Als Nächstes suchte ich unter den Zeitschriften. Nichts. Beryl hatte wohl ausschließlich Bücher geschrieben. Anscheinend hatte sie in Magazinen weder etwas veröffentlicht, noch war jemals ein Interview darin erschienen. Vielleicht erwiesen sich Zeitungsausschnitte als ergiebiger. In der Richmond Times waren im Lauf der letzten Jahre ein paar Buchbesprechungen erschienen. Aber sie waren nutzlos, denn die Autorin war darin unter ihren Pseudonymen aufgeführt, Beryls Mörder hingegen hatte sie unter ihrem richtigen Namen gekannt.

Eine Seite nach der anderen flimmerte in unscharfen Buchstaben über den Bildschirm. »Maberly«, »Macon« und schließlich »Madison«. In der Times vom November vergangenen Jahres fand ich eine kurze Meldung über Beryl:

AUTORENVORTRAG

Die Romanautorin Beryl Stratton Madison wird am Mittwoch im Jefferson Hotel, Main und Adams Street, vor den Daughters of the American Revolution einen Vortrag halten. Miss Madison, eine Schülerin des Pulitzerpreisgewinners Cary Harper, wurde durch ihre historischen Romane über die Amerikanische Revolution und den Bürgerkrieg bekannt. Sie spricht zum Thema »Die Legende als Vehikel historischer Wahrheit«.

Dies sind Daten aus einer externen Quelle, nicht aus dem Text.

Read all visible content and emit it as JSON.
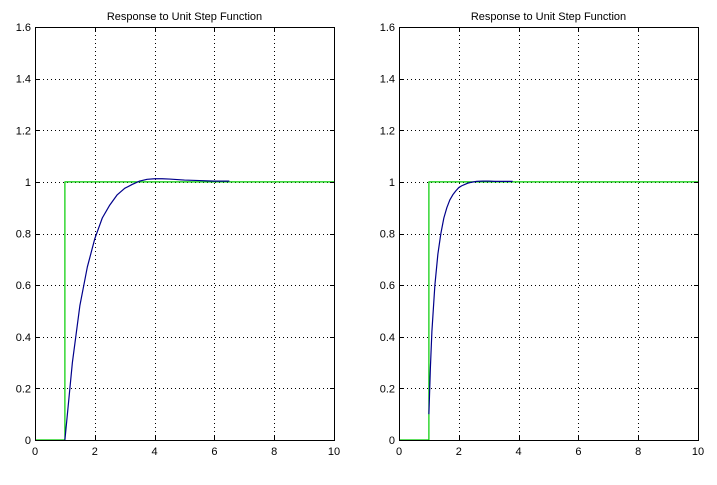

Ich notierte ein paar Stichpunkte und suchte mir dann aus den Regalen einige von Beryls Büchern heraus, um sie mir anzusehen. Als ich wieder im Büro war, erledigte ich eine Menge Schreibarbeit, doch meine Aufmerksamkeit wanderte ständig hinüber zum Telefon. Das geht dich doch nichts an. Ich wusste sehr wohl, wo mein Aufgabenbereich aufhörte und der der Polizei begann.

Draußen im Gang öffneten sich die Türen des Aufzugs, und Leute vom Reinigungspersonal unterhielten sich lautstark auf ihrem Weg zur Besenkammer ein paar Türen weiter. Sie kamen immer gegen sechs Uhr dreißig. Ich war mir ziemlich sicher, dass ich Mrs. J.R. McTigue, über die man laut Zeitung damals die Karten hatte vorbestellen können, sowieso nicht erreichen würde. Die Nummer, die ich mir notiert hatte, war vermutlich die Geschäftsnummer der Daughters of the American Revolution, die nach fünf bestimmt nicht mehr besetzt sein würde.

Schon nach dem zweiten Läuten hob jemand ab.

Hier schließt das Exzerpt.